Insect pest management

In organic farming, the presence of pests (where and when) is anticipated in advance and accordingly the planting schedules and locations are adjusted as much as possible to avoid serious pest problems. The main strategy to combat harmful pests is to build up a population of beneficial insects, whose larvae feed off the eggs of pests. The key to building a population of beneficial insects is to establish borders (host crops) around fields planted with blends of flowering plants that the beneficial insects particularly like.

Then periodically beneficial insects are released into the fields, where the host crops serve as their home base and attract more beneficial insects over time. When faced with a pest outbreak that cannot be handled by beneficial insects, the used of natural or other organically approved insecticides like neem pesticides is done. The two most important criteria for allowed organic pesticides are low toxicity to people and other animals and low persistence in the environment. These criteria are determined by the National Organic Standards.

Diseases management in organic farming

Plant diseases are major constraints for reductions in crop yield and quality in organic and low input production systems. Proper fertility management to crops through balanced supply of macro and micronutrients and adoption of crop rotation have shown to improve the resistance of crops to certain diseases.

Thus one of the biggest rewards of organic farming is healthy soil that is alive with beneficial organisms. These healthy microbes, fungi and bacteria keep the harmful bacteria and fungi that cause disease in check.

Limitations and implications of Organic farming

There are a few limitations with organic farming such as

  1. Organic manure is not abundantly available and on plant nutrient basis it may be more expensive than chemical fertilizers if organic inputs are purchased.
  2. Production in organic farming declines especially during first few years, so the farmer should be given premium prices for organic produce.
  3. The guidelines  for organic production, processing, transportation and certification etc are beyond the understanding of ordinary Indian farmer.
  4. Marketing of organic produce is also not properly streamlined. There are a number of farms in India which have either never been chemically managed / cultivated or have converted back to organic farming because of farmers’ beliefs or purely for reason of economics. These thousands of farmers cultivating million acres of land are not classified as organic though they are.
  5. Their produce either sells in the open market along with conventionally grown produce at the same price or sells purely on goodwill and trust as organic through select outlets and regular specialized markets. These farmers may never opt for certification because of the costs involved as well as the extensive documentation that is required by certifiers.

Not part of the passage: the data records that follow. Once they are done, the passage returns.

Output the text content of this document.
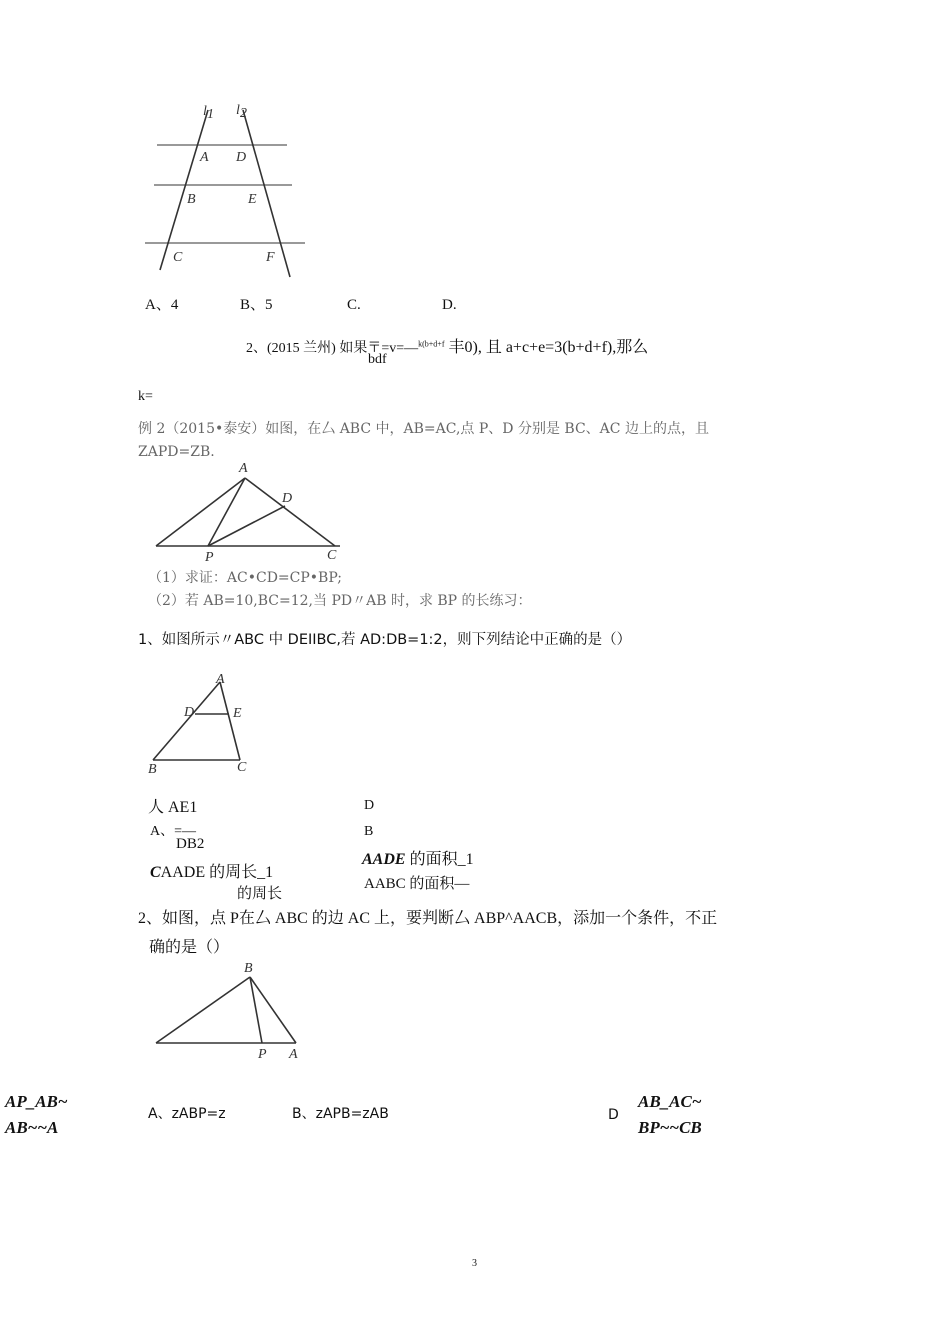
l 1 l 2
A D
B	E
C	F
A、4	B、5	C.	D.
2、(2015 兰州) 如果〒=v=—$^{k(b+d+f}$ 丰0), 且 a+c+e=3(b+d+f),那么
bdf
k=
例 2（2015•泰安）如图，在厶 ABC 中，AB=AC,点 P、D 分别是 BC、AC 边上的点，且
ZAPD=ZB.
A
D
P	C
（1）求证：AC•CD=CP•BP;
（2）若 AB=10,BC=12,当 PD〃AB 时，求 BP 的长练习：
1、如图所示〃ABC 中 DEIIBC,若 AD:DB=1:2，则下列结论中正确的是（）
A
D	E
B	C
人 AE1
A、=—
DB2
CAADE 的周长_1
的周长
D
B
AADE 的面积_1
AABC 的面积—
2、如图，点 P在厶 ABC 的边 AC 上，要判断厶 ABP^AACB，添加一个条件，不正
确的是（）
B
P A
AP_AB~
AB~~A
A、zABP=z	B、zAPB=zAB	D
AB_AC~
BP~~CB
3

In dry lands, covering over 65% cultivated area in India, application of chemical fertilizers and pesticides is always low. So these areas are at least “relatively organic” or “organic by default” and a portion of these lands can be converted easily to an organic one to provide better yields/returns. India can greatly benefit from the export of organic foods, but needs to seriously devote attention to market intelligence regarding which product to grow, where to sell, distribution channels, competition, marketing access etc.

Presently, good awareness exists among farmers, researchers and policy makers about organic production but a lot more need to be done to streamline production, certification and marketing of organic produce. Uttaranchal and some other state governments have already declared their states as “Organic” state and created special Export Zones like Basmati Export Zone. A large area of North eastern states  and other states may be developed as commodity based “organic” production areas.

With greater  political will and investment in research, extension and marketing infrastructure more of this potential could be realized. Therefore to feed the world’s hungry and poor and to ensure present and future food security right policies, increased public and private investments and technologies, knowledge and capacity building, grounded in sound ecosystem management and harmony between organic farming and food security goals are required.